You are asked to redesign the pipeline and explain how CAP theorem trade-offs apply to your design. The platform must continue processing payment events during partial outages, while preserving correctness for finance reporting and reconciliation.
Scale Requirements
- Throughput: 120K events/sec peak, 25K avg
- Event size: 1-4 KB JSON/Avro
- Daily volume: ~2.5B events/day, ~6 TB raw
- Latency: fraud and ops dashboards < 10 seconds; finance warehouse < 5 minutes
- Retention: raw immutable events for 180 days; curated financial tables for 7 years
Requirements
- Design an ingestion and processing architecture for payment events, CDC updates, and third-party webhooks.
- Explain where the system chooses consistency over availability and where it chooses availability over consistency under partition scenarios.
- Support idempotent processing, replay, and backfills without double-counting transactions.
- Produce two outputs:
- low-latency operational views for fraud/risk
- strongly governed finance tables for reconciliation and reporting
- Define data quality checks for schema drift, duplicate events, missing ledger entries, and out-of-order delivery.

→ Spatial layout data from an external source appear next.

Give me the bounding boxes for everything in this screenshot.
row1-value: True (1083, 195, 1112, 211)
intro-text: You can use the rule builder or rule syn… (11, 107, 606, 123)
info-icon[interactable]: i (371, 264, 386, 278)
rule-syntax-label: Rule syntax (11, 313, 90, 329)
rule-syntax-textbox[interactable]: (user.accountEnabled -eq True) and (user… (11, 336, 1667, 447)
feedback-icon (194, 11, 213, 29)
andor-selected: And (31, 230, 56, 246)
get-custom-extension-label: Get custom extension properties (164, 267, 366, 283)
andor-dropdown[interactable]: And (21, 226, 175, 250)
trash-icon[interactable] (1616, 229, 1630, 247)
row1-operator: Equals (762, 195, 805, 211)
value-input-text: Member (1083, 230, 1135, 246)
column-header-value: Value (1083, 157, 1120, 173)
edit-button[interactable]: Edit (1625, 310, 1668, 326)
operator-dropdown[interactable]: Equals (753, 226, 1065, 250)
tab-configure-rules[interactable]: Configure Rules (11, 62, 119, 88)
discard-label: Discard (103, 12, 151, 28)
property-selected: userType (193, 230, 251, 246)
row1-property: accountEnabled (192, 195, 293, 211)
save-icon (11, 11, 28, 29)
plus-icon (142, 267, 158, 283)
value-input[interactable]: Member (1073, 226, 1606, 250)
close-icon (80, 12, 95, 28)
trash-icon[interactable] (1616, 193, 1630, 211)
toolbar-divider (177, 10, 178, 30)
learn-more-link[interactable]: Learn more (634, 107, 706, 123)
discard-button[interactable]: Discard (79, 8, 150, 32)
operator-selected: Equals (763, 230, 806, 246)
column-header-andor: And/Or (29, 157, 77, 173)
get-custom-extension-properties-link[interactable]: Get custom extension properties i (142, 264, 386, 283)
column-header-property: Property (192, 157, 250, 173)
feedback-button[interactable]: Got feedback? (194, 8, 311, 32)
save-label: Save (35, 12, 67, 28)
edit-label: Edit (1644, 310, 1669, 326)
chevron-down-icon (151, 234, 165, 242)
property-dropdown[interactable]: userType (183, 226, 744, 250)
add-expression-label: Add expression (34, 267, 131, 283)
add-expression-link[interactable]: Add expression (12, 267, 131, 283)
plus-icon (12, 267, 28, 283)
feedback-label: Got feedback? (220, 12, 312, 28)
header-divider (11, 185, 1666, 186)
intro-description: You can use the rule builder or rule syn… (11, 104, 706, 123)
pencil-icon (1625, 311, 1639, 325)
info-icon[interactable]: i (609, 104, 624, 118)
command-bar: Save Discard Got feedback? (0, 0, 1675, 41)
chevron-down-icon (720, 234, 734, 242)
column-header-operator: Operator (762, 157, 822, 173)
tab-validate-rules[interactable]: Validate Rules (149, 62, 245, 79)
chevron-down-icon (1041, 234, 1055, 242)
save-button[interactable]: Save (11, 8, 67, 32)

- Describe orchestration, monitoring, and incident response for lag, failed loads, and partition-related inconsistencies.
Constraints
- AWS-first environment; existing stack includes Kafka, Airflow, S3, and Snowflake
- PCI scope applies to payment attributes; PII must be tokenized before landing in analytics stores
- Incremental budget cap: $35K/month
- Team of 5 data engineers; solution should avoid excessive operational complexity
- Regional gateway outages and cross-AZ network partitions are expected failure modes
Your answer should explicitly connect design choices to CAP theorem: for example, whether fraud dashboards can tolerate eventual consistency, while ledger reconciliation requires linearizable or transactionally consistent writes.